I assume you're talking about satellite data and you do not have access to aerial photos which provide far more details. Nevertheless, accurate estimation is impossible since the spatial resolution of satellite images range from Km to couple of meters so you can't directly count individuals.
So, here is an idea: you should use a geometric approach instead of relying on spectral data. Despite this, even high-resolution satellite data (like of Quickbird or PAN images) would not show you individuals. Authorities tend to fill-in the audience blocks until the capacity is reached, and then open-up the doors of the next block. So most of the times, we have some full blocks and some empty blocks. You could estimate the number of seats in a given area (e.g. a block) and count the number full blocks. You can google the images of the stadium to evaluate the size of the seats and their ordering if you do not have direct access to area.

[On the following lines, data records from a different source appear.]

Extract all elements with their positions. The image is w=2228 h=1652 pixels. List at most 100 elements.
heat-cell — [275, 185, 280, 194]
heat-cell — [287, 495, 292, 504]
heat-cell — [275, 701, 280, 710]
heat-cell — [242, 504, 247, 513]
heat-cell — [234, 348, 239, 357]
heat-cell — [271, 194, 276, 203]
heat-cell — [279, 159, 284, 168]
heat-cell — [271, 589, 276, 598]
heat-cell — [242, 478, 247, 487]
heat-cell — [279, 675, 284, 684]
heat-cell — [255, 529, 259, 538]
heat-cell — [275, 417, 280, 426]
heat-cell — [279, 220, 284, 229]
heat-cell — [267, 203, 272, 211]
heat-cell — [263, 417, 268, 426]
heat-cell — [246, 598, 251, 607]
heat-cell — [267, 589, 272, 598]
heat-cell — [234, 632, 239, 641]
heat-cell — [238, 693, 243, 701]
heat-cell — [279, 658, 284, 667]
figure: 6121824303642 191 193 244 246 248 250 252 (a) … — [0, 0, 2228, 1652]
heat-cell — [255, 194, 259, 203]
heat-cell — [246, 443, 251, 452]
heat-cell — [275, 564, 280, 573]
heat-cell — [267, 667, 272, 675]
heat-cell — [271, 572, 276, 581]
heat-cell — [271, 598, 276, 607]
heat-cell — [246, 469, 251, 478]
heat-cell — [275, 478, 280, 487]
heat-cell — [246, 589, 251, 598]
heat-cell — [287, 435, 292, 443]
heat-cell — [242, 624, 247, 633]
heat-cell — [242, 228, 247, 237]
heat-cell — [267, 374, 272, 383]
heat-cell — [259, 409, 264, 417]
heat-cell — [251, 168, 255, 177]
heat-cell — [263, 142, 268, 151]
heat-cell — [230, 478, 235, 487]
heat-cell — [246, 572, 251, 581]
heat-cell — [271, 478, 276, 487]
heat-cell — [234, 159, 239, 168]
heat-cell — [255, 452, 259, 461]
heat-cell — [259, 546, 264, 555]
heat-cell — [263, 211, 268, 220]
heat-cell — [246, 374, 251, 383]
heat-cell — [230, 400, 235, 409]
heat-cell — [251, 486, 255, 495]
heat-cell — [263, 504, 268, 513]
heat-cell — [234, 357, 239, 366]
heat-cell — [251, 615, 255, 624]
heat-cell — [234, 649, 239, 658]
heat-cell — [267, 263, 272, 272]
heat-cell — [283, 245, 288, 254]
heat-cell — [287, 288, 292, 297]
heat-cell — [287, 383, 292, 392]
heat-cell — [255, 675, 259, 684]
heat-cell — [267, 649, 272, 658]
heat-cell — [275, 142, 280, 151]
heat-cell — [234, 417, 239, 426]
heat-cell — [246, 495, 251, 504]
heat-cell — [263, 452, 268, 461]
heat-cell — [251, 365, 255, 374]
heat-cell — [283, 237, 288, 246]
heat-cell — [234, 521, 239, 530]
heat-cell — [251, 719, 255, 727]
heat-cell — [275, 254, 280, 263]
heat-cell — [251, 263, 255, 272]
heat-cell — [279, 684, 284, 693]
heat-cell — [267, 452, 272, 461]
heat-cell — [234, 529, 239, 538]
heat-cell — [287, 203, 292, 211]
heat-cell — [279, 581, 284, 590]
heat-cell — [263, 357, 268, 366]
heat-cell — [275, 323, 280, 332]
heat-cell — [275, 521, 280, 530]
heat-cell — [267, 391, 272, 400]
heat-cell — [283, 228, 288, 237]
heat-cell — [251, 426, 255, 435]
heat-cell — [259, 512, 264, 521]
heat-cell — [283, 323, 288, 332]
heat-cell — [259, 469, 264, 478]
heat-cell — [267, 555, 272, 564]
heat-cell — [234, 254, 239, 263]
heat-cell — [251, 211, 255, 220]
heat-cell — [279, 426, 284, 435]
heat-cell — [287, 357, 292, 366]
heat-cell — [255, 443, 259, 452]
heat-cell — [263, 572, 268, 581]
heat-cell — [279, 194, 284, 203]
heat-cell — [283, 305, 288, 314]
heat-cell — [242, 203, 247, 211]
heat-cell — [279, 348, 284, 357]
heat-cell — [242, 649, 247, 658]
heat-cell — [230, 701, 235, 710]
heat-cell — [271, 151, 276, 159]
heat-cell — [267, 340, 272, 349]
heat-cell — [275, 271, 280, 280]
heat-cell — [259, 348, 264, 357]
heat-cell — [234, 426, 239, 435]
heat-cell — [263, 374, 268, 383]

If you have some full blocks and some sparse ones you may want to assume different populations for full blocks and sparse blocks and count them separately.
Direct counting of individuals in high numbers, however, requires a different approach. If you have that high resolution material, you can use the same approaches that folks do when evaluate the number of trees using aerial photography (subsampling methods).
High resolution satellite images from sensors such as WorldView and GeoEye provide 50cm spatial resolution were you can count people.
However these sensors are sun synchronous, which means they capture images at 10:30AM, and this is not (usually) the time of game. In case of covered stadium, it'll be more difficult.